A Woman, Her Son, and a Dragon (Revelation 12.1–6)


“A gulf has opened up in our culture between the visibility of evil and the intellectual resources available for coping with it,” writes Columbia University professor Andrew Delbanco.[i] Tellingly, the title of his book is The Death of Satan: How Americans Have Lost the Sense of Evil. But Satan is not dead—not yet, anyway. (See Revelation 20.7–10 for that happy event.) And John’s Revelation certainly has not lost its sense. So, to it we must turn if we are to find again, or perhaps sharpen anew, our sense of evil. In this important task, chapters 12–14 provide invaluable help.
 
A Woman, Her Son, and a Dragon (Revelation 12.1–6)
 
The script of every theatrical play begins with dramatis personae, a list of characters. So too does the theological drama of Revelation 12–14 begin by listing three main characters: a woman, her son, and a dragon. It adds a précis of the drama, the conflict between the first two and the last, a conflict that begins near Creation and ends on the Last Day.
 
The son and the dragon are easy enough to identify. Of the mother’s son, John writes: “She gave birth to a male child, one who is to rule all the nations with a rod of iron, but her child was caught up to God and to his throne…” (12.5). This, rather obviously, is Jesus. The image of him ruling with a rod of iron derives from Psalm 2.9, which speaks of “the rulers tak[ing] counsel together, against the LORD and against his anointed,” i.e., the Messiah.
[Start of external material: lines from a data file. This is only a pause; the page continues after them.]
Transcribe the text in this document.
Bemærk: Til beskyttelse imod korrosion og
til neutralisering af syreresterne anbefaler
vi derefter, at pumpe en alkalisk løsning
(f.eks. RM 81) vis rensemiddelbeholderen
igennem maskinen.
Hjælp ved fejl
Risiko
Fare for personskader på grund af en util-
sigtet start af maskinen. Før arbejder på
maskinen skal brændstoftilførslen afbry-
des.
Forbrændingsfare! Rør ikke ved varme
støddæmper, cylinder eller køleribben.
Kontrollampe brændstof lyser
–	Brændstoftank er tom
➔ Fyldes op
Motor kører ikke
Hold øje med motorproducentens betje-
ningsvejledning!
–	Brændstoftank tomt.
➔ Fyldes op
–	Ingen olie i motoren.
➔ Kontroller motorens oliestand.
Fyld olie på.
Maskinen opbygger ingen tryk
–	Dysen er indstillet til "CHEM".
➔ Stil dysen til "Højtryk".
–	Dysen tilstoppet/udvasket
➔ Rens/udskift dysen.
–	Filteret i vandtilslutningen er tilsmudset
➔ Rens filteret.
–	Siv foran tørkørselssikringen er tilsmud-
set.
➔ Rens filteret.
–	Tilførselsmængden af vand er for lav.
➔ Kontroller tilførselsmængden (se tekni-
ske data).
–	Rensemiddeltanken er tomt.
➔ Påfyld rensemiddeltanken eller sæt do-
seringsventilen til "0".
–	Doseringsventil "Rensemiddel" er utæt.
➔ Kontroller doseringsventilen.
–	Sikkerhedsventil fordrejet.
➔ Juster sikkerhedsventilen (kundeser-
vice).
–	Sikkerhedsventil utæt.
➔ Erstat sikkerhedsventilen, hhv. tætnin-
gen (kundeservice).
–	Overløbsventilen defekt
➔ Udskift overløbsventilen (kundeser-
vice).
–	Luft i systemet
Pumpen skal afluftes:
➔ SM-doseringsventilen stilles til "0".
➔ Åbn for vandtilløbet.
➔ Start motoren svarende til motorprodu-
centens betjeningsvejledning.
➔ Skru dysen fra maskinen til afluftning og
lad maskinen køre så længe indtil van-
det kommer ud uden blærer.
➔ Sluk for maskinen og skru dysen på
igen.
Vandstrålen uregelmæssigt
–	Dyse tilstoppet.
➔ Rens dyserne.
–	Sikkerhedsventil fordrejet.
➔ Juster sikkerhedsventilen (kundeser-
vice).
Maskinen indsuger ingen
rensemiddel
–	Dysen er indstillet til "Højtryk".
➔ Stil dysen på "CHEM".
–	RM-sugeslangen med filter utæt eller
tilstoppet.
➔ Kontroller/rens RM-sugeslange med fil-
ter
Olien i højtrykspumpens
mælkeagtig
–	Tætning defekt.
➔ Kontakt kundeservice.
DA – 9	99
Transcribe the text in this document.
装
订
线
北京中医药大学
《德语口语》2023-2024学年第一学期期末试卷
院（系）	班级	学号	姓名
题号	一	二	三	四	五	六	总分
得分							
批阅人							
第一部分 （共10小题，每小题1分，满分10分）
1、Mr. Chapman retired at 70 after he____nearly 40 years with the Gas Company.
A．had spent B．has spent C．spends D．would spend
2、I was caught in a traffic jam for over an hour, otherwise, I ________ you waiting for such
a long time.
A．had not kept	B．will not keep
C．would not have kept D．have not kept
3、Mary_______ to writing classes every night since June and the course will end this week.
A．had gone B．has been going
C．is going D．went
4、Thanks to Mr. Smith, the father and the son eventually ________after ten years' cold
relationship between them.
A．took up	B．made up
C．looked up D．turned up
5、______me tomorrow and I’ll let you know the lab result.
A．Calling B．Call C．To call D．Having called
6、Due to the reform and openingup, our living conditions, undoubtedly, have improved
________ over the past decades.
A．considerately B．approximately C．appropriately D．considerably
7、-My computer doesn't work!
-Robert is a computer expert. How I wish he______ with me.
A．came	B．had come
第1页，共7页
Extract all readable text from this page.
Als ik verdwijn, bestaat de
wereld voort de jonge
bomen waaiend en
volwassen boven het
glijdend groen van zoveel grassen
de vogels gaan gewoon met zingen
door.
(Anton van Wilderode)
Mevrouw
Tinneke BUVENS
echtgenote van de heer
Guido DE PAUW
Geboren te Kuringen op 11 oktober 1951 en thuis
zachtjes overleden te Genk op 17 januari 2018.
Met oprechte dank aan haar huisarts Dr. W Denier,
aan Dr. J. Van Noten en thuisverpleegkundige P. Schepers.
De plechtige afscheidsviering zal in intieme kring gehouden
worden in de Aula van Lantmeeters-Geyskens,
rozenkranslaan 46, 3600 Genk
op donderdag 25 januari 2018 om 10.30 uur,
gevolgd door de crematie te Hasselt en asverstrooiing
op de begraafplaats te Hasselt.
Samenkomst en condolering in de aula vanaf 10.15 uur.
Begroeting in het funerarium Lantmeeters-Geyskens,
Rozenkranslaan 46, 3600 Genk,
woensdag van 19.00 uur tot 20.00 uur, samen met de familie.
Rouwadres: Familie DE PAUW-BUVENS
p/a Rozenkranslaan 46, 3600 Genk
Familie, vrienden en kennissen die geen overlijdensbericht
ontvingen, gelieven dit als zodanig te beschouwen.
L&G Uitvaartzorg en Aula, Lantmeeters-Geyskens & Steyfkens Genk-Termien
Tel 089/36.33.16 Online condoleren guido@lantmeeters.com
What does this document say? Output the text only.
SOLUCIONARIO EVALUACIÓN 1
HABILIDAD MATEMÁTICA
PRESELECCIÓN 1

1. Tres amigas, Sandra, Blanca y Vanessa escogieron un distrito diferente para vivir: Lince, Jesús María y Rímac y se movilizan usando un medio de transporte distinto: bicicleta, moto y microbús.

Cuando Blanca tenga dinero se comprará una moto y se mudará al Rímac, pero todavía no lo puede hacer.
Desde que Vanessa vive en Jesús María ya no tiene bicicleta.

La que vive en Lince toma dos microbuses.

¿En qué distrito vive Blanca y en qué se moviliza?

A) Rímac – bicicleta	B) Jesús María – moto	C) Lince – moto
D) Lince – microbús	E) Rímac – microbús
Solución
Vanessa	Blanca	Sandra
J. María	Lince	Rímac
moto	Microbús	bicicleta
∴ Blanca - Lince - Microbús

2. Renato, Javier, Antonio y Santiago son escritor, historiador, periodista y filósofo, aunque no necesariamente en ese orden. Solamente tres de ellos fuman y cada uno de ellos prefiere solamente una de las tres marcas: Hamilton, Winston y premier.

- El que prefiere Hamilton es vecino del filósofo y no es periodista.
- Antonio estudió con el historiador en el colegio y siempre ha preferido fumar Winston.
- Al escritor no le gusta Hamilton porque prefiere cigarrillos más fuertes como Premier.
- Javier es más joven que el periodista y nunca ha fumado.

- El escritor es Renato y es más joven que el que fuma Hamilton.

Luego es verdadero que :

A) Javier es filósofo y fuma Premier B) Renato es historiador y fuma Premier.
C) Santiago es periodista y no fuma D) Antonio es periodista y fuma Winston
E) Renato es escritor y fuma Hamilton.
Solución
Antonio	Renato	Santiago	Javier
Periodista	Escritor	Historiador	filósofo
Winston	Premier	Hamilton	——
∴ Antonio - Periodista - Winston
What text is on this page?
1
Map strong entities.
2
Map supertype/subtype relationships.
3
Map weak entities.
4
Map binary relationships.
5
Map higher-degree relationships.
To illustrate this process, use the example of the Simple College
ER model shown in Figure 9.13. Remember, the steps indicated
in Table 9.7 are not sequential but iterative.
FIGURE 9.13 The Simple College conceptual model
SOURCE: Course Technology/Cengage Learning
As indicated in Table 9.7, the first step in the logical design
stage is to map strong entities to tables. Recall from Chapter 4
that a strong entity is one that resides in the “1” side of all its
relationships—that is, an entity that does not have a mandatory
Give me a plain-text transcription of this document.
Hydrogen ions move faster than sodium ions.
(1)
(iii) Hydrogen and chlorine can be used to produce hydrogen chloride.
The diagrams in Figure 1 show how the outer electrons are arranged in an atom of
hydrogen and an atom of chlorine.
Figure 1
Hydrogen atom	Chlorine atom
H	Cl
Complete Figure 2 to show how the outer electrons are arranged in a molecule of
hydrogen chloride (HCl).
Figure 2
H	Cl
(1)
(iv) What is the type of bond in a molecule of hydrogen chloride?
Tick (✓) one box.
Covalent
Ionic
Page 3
John used the image in 2.27, and he reuses it once more time in 19.15. It reminds us, along with the reference to God’s throne, that Jesus is not merely our Savior; he is also the King.
 
The dragon is, according to 12.9, “that ancient serpent, who is called the devil and Satan, the deceiver of the whole world.” He is, in other words, the crafty serpent of Genesis 3 that tempted Adam and Eve to eat from the forbidden tree. Interestingly, it is only here that the Bible identifies the crafty serpent with the devil. The story of the conflict between humanity and the devil begins in Genesis, but it receives its proper interpretation and termination in Revelation. We do not understand the beginning of God’s work unless we view it in light of the end.
 
Who, then, is the woman? A simple and seemingly obvious answer is that she is Mary, the mother of Jesus. It is also the wrong answer, for John’s language is symbolic. The woman is a “great sign.” But of what? Grant R. Osborne offers this convincing answer: “The woman is ‘clothed with the sun and the moon under her feet and a crown of twelve stars on her head.’ This threefold description of her majesty stems from Joseph’s dreams of Gen. 37:1–9…. It is generally agreed that the ‘sun and moon’ refer to Joseph’s parents, Jacob and Leah, while the stars are his brothers…. In Jewish literature ‘twelve stars’ often refers to the twelve patriarchs or the twelve tribes…. Therefore, it seems likely that the woman here represents Israel, the people of God (with 12:17, where she represents the church, we can conclude that she represents the whole people of God, Israel and the church).”
 
So, the story of the woman, her son, and the dragon is the story of the conflict between the people of God, their Savior, and their enemy. It is the story prophesied in Genesis 3.15: “I will put enmity between you and the woman, and between your offspring and her offspring.” And it has an incredibly happy ending. But before we can reach that happiness, we must experience some pain. To that subject we will turn in our next devotional.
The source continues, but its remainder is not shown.